Here are some result data from this first usability study.

Comparison of completion times and correctness for each captcha

About this graph

  • This chart shows 240 of the total 251 valid tests.
    Looking at the aggregates across all captchas, I tossed out the 3 users with: the fastest, slowest times, best and worse scores (11 total since 1 test fell into 2 categories). 
  • The captchas are in order as they were presented in the test (right-to-left). Everyone got captchas presented in the same order.
  • No feedback was given if the captcha was answered correctly or not. The test just moved on to the next image.
  • Accuracy is green and higher is better.

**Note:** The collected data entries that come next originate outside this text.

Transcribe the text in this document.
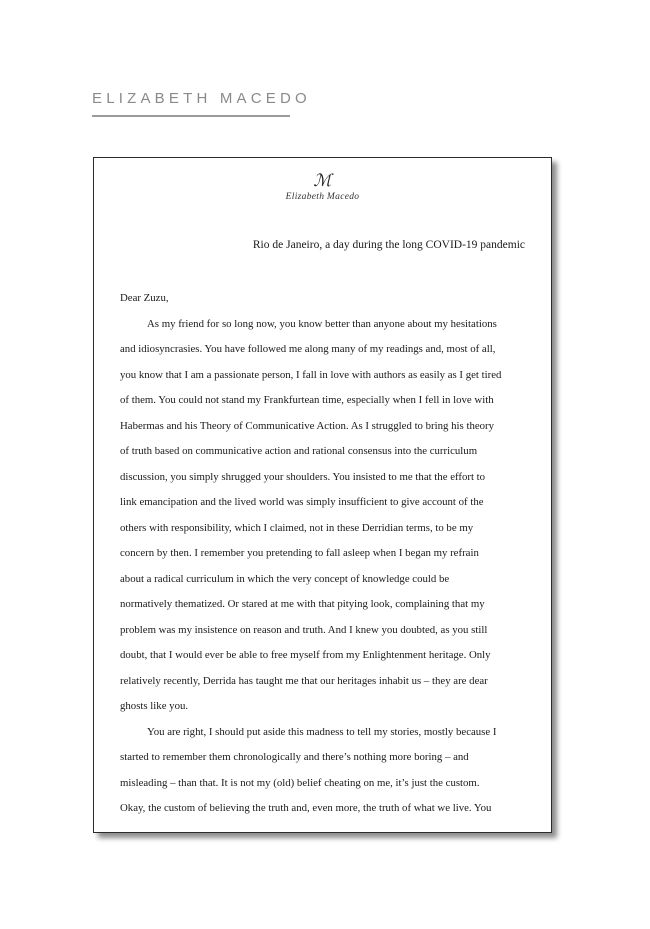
ELIZABETH MACEDO
ℳ
Elizabeth Macedo
Rio de Janeiro, a day during the long COVID-19 pandemic
Dear Zuzu,
As my friend for so long now, you know better than anyone about my hesitations
and idiosyncrasies. You have followed me along many of my readings and, most of all,
you know that I am a passionate person, I fall in love with authors as easily as I get tired
of them. You could not stand my Frankfurtean time, especially when I fell in love with
Habermas and his Theory of Communicative Action. As I struggled to bring his theory
of truth based on communicative action and rational consensus into the curriculum
discussion, you simply shrugged your shoulders. You insisted to me that the effort to
link emancipation and the lived world was simply insufficient to give account of the
others with responsibility, which I claimed, not in these Derridian terms, to be my
concern by then. I remember you pretending to fall asleep when I began my refrain
about a radical curriculum in which the very concept of knowledge could be
normatively thematized. Or stared at me with that pitying look, complaining that my
problem was my insistence on reason and truth. And I knew you doubted, as you still
doubt, that I would ever be able to free myself from my Enlightenment heritage. Only
relatively recently, Derrida has taught me that our heritages inhabit us – they are dear
ghosts like you.
You are right, I should put aside this madness to tell my stories, mostly because I
started to remember them chronologically and there’s nothing more boring – and
misleading – than that. It is not my (old) belief cheating on me, it’s just the custom.
Okay, the custom of believing the truth and, even more, the truth of what we live. You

Range goes from -1.0 -> 1.0 and is based on a fairly complex algorithm. (see Scoring Challenges section below).
  • Time is blue and lower is better. It is measured in second from when the image finished loading until when the answer was submitted.
  • mHkRvh is the first 4D captcha presented where the red line is drawn. (see Captchas Used in Test table below).
  • There is a captcha missing from the results (nusMex géographie). This was a removed from the initial processing because the unicode character é was difficult to handle correctly using my tools. I will go back and try to re-add it. (See scoring discussion below.)
  • I didn't include scores for people who didn't complete the whole test. I need to go back and figure out drop-off rates.
  • For scoring, special characters, whitespace and case did not matter. (e.g. 'rrediali [RD684]' == 'rredialird648' == 'rrediali rd684')
  • Accuracy score is a non-trivial calculation. This seems like a simple algorithm like (Letters Correct / Total Letters) a good measurement; however, there are some cases where it doesn't work very well. In particular, if a user mistakes two letters like 'rr' for a single letter like 'm'. Technically, this is a single mistake, but it is counted as two: an 'r' is missing and the other r is replaced by an 'm'. I have an alternate scoring approach below that tries to compensate for this form of mistake.
  • This chart was created using Google Charts.

Scoring challenges

One interesting challenge was scoring "correctness" of an answer. The naive approach would be to just do a straight letter-by-letter comparison; however, if the user omits any character near the start of the answer, then the score looks worse than it really is.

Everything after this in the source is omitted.